St Margaret’s Church
Braemar, Aberdeenshire, AB35 5YP
St Margaret’s is a former Scottish Episcopal Church which lies at the centre of the Aberdeenshire village of Braemar in the Cairngorms National Park. It was built between 1899 and 1907 to provide a place of worship for the large number of visitors from England who flocked to Royal Deeside in Victorian times. The present building replaced an earlier wooden church on the same site which was opened for worship in 1880.
St Margaret’s is of outstanding significance within the UK for its architecture and as a major work of the prominent Scottish architect Sir John Ninian Comper. Numbering amongst the finest churches in Scotland, St Margaret’s is listed Category A by Historic Scotland and is the architectural high point of Braemar and a landmark within the village.
The first part of the permanent church to be built was the south aisle, completed in 1899 and dedicated to the memory of J.B Lightfoot, Bishop of Durham. While building was in progress a generous gift from Miss Eliza Jane Schofield allowed work to complete the chancel, tower and vestry. A number of construction phases followed as funding allowed. On the death of Queen Victoria in 1901, the east window was dedicated to her memory and, as with all the painted and stained glass in the church, was designed by Comper. The church was consecrated on 3rd August 1907 but the addition of stained glass and interior furnishings continued until 1933. An elaborate rood screen was completed in 1921, though this lacked the pipe organ shown in another more ambitious design by Comper, now in the RIBA Drawings Collection. Comper’s own writings record that he planned a north aisle to be built to balance the earlier Lightfoot (south) aisle, together with a tall spire to surmount the low tower - but these remained unbuilt and the designs do not survive.

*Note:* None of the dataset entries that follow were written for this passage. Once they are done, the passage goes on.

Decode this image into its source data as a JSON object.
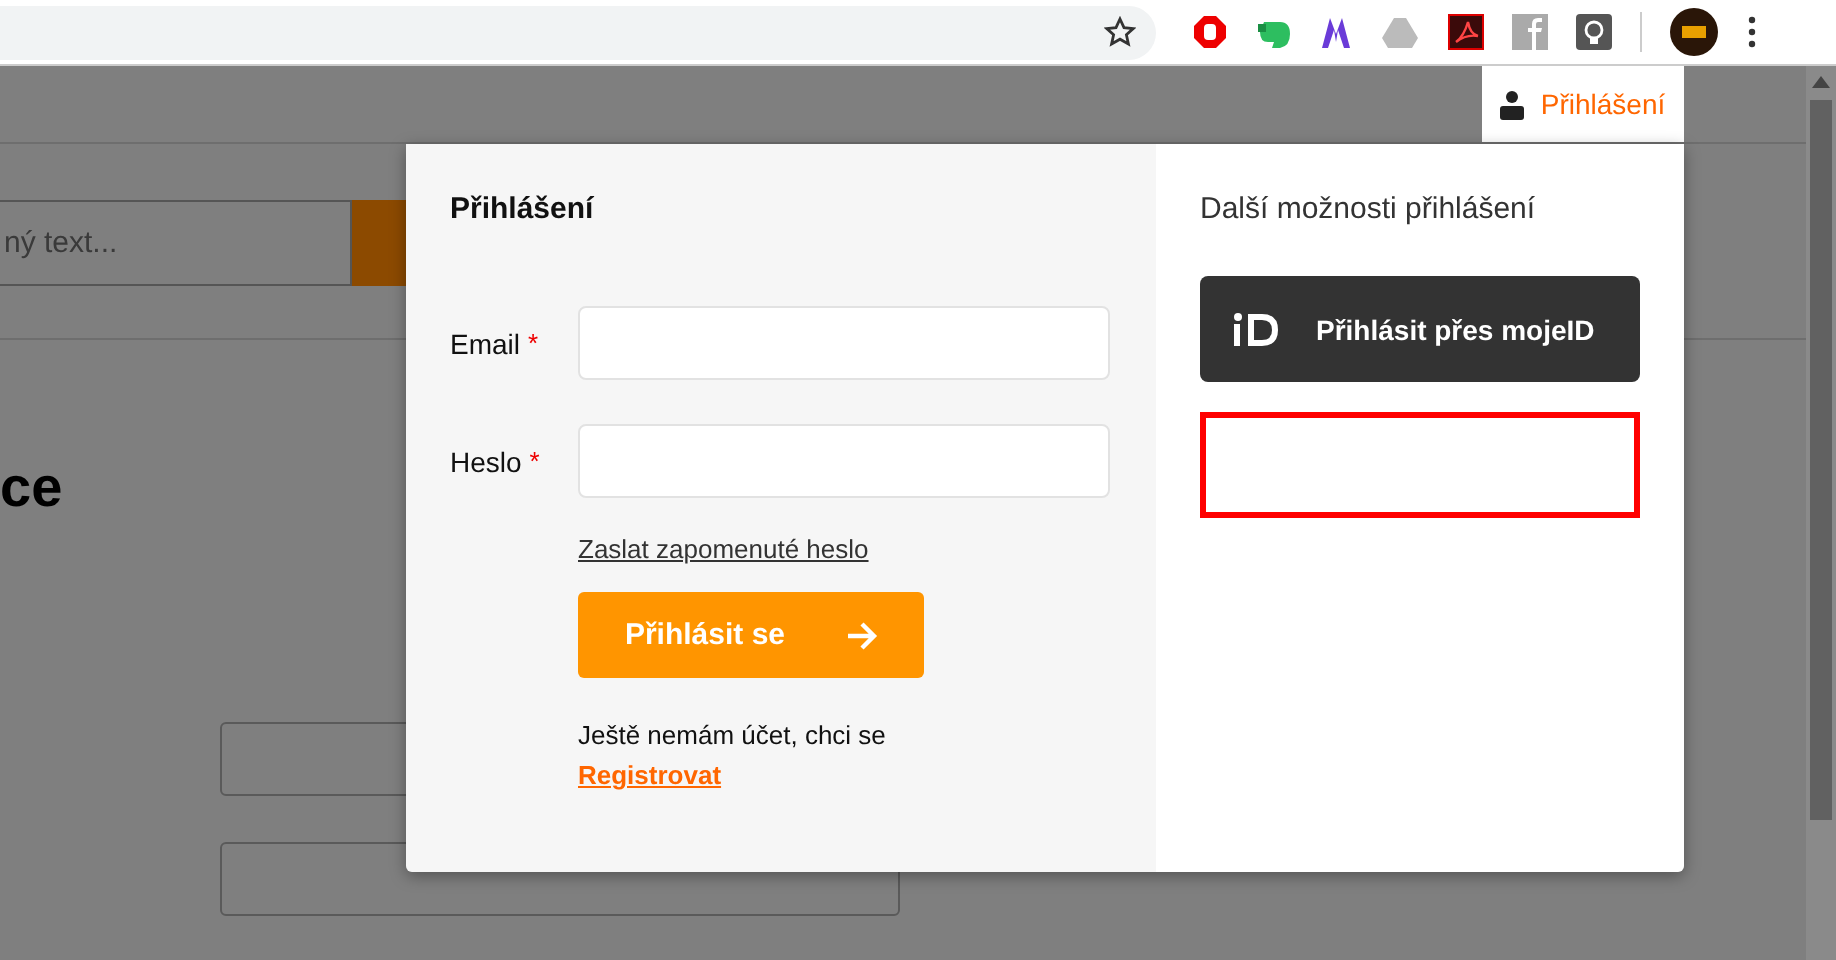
{
  "background_page": {
    "search": {
      "placeholder": "ný text..."
    },
    "heading": "ce"
  },
  "header": {
    "login_tab": "Přihlášení"
  },
  "login_dialog": {
    "title": "Přihlášení",
    "fields": [
      {
        "label": "Email",
        "required_mark": "*"
      },
      {
        "label": "Heslo",
        "required_mark": "*"
      }
    ],
    "forgot_link": "Zaslat zapomenuté heslo",
    "submit_button": "Přihlásit se",
    "register_text": "Ještě nemám účet, chci se",
    "register_link": "Registrovat"
  },
  "other_options": {
    "title": "Další možnosti přihlášení",
    "buttons": [
      {
        "kind": "mojeid",
        "label": "Přihlásit přes mojeID"
      },
      {
        "kind": "outlined"
      }
    ]
  }
}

In its early years the church was intended for use only during the summer months, principally by English visitors, with the Lightfoot Aisle being used for services during the winter by the much smaller resident congregation. From the outset the church was too large for the needs of the resident congregation and this was made worse by the steady decline in summer visitors in the post-Victorian years. Declining numbers, problems with the fabric of the building, and escalating costs led to the periodic closure of the church, and between 1973 and 1980 it was closed altogether. Valiant efforts by the congregation in the 1980s saw St Margaret’s once again used for worship and this prompted a major programme of repairs to be carried out between 1991 and 1992. Unfortunately, this programme was unsuccessful in addressing long-standing problems associated with the original construction of the building which were, in turn, exacerbated by the harsh climatic conditions in Braemar. By 1997 the condition of St Margaret’s had deteriorated to such an extent that the congregation were forced to leave the church and to worship on a permanent basis in the chapel at Mar Lodge. St Margaret’s was declared redundant in 2002 and placed on the Buildings at Risk Register in 2003.

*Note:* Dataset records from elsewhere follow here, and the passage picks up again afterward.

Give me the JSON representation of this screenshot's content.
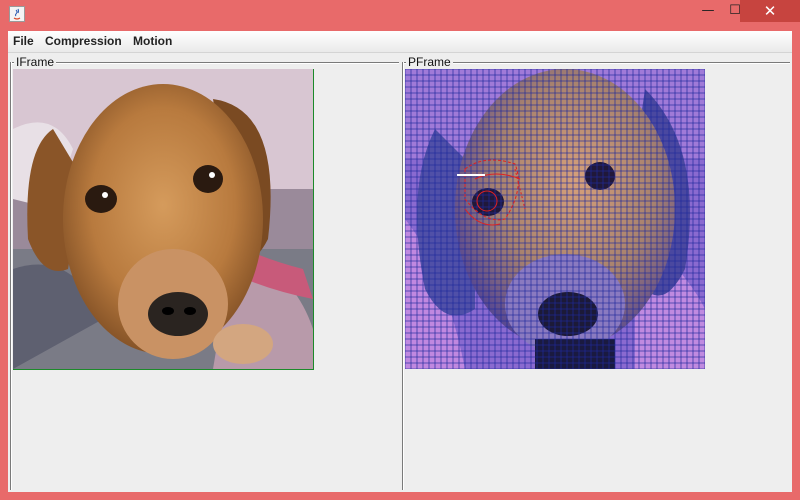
{
  "window": {
    "min_glyph": "—",
    "max_glyph": "☐",
    "close_glyph": "✕"
  },
  "menu": {
    "file": "File",
    "compression": "Compression",
    "motion": "Motion"
  },
  "panels": {
    "iframe_title": "IFrame",
    "pframe_title": "PFrame"
  },
  "icons": {
    "app": "java-app-icon",
    "minimize": "minimize-icon",
    "maximize": "maximize-icon",
    "close": "close-icon"
  },
  "colors": {
    "titlebar": "#e86a6a",
    "close_button": "#c7443f",
    "grid": "#1f2a9c",
    "motion_vectors": "#e02020"
  }
}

A report on St Margaret’s, written in 2001 by Simon O’Corra, concluded: “Comper’s mastery cannot be denied, and with over 600 commissions large and small his skills and importance in world and particularly church art cannot be disputed. In Scotland Comper played an unquestionable and major role in the development of a distinctive ecclesiastical style within the Episcopalian Church. Comper designed and built less than 25 complete churches and St Margaret’s is one of his finest. The masterful use of space and light give St Margaret’s a mellow quality of otherworldliness and divinely inspired beauty. It would be a tragedy to both Scotland and the world for St Margaret’s to be lost.”
St Margaret’s was acquired by the SRCT in August 2013.